Over the summer, free public wi-fi was added to the Save Mart Center, a significant add for a building that was opened in 2003 and is showing its age.
There also is a significant push to engage Fresno State students. They get in free and can bring a guest, yet attendance in the student section for years has been sparse.
The band will move closer to the floor.
DJ Kay Rich will be a fixture in the student section and an in-game host (Kimberly Marquez) will drive engagement with the crowd.
“There has really been a focus on the energy in the building,” says Stephen Trembley, Fresno State director of new media.
Fresno State also is building Hut’s House, a party zone in the student section.
Hutson since his hire has met with sororities and fraternities, with the associated students and other on-campus student groups.
“We’re out, man,” Hutson says. “Me and my staff have been out since we’ve been here. We’ve been everywhere.
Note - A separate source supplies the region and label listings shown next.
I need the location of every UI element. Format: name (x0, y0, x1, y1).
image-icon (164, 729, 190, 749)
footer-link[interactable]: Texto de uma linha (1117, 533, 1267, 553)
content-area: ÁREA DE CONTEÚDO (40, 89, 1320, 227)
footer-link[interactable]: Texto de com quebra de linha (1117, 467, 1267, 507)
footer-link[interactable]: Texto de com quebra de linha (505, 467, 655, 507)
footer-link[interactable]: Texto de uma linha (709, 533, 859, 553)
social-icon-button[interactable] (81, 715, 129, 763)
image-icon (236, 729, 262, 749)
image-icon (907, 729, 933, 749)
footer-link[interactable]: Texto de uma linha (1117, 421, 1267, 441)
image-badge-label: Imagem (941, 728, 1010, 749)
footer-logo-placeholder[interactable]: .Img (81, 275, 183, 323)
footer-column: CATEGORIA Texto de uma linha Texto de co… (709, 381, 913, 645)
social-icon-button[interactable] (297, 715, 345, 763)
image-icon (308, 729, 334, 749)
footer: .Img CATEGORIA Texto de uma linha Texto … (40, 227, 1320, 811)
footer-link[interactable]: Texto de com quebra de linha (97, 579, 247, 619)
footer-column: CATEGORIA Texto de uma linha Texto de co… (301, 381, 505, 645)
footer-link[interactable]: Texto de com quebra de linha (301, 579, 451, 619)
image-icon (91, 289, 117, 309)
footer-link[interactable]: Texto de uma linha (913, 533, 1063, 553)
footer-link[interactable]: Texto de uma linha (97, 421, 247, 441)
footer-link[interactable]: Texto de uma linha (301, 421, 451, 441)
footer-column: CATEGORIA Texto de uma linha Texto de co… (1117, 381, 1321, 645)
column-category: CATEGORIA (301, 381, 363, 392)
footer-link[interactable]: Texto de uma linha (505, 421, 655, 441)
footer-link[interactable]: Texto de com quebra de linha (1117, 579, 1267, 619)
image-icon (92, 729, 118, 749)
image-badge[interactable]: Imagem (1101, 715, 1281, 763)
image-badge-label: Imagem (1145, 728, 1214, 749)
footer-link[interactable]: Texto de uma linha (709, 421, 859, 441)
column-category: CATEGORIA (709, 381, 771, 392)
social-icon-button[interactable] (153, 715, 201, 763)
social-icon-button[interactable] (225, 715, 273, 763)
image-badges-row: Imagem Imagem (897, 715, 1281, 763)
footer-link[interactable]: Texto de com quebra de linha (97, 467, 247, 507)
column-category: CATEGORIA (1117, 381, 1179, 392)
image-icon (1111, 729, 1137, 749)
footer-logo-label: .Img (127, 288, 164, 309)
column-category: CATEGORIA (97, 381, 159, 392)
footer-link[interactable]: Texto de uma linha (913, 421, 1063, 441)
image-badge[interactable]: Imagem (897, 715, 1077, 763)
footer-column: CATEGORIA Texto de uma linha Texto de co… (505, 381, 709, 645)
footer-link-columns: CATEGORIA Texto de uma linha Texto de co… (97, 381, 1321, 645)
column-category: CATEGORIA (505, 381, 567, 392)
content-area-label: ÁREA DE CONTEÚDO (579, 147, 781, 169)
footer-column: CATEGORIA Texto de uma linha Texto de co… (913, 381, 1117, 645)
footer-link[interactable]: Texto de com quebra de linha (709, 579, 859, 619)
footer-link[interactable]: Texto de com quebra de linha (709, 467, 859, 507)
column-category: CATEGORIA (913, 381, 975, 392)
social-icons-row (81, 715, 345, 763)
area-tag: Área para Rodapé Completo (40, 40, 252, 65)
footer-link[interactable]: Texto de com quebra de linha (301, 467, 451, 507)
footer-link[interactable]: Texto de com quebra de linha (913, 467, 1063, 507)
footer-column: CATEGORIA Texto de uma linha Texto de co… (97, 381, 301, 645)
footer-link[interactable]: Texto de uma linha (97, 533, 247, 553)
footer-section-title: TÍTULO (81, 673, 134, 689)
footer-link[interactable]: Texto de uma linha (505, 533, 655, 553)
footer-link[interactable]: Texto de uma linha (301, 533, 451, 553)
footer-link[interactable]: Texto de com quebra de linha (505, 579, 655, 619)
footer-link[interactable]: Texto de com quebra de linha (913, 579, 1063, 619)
We’re trying to get some excitement going and let them know that we can’t do it without them.”
The Bulldogs, who were picked to finish fifth in the Mountain West Conference in a preseason media poll, also will play a more up-tempo game than in the past under Terry, pushing the ball up the floor in transition.
The backcourt is a strength, with one of the best players in the Mountain West in guard Deshon Taylor and transfers Braxton Huggins (New Mexico State) and Noah Blackwell (Long Beach State).
Taylor was a first-team all-conference selection last season, ranking fifth in the conference in scoring with 17.8 points per game along with 3.2 rebounds, 2.6 assists and 1.5 steals.
“We’ve got guys that can shoot,” Hutson says. “We want to get out in transition and run, attack. The key is to get them to take good ones and not turn it over.”
The Bulldogs coach is hoping that style will result in better attendance at games and a better atmosphere in the building. Fresno State, despite winning 20-plus games last season for a third year in a row, averaged just 6,033 attendance at Save Mart Center. It ranked seventh in the Mountain West by average attendance and by percentage of seats filled.
“It has to become a home-court advantage,” Hutson says. “Our conference has home-court advantages. We have a conference full of home-court advantages in areas that are remote areas that (has) everybody revolved around the university.
“We have a great college town here. Everybody loves the Bulldogs. The Red Wave is there. We want to get them out and be loud and proud.”
Red Wave rides again?
There is another story, more pressing now.
As a senior at Bakersfield High, Jennings was recruited by Fresno State and coach Boyd Grant, this back in the early 1980s, when the Bulldogs piled up the wins and played in front of full houses at Selland Arena downtown.
“One time, he came in and Ron Adams was there at the time,” Jennings says. “They were going somewhere in L.A. to play and they said they were going to bring the Red Wave through, the buses, so I could see the kind of support they got.
“He didn’t do it, and I think my neighbors at the time are glad he didn’t. I remember those Boyd Grant days with the Red Wave. Justin, he’s looking to rekindle that.”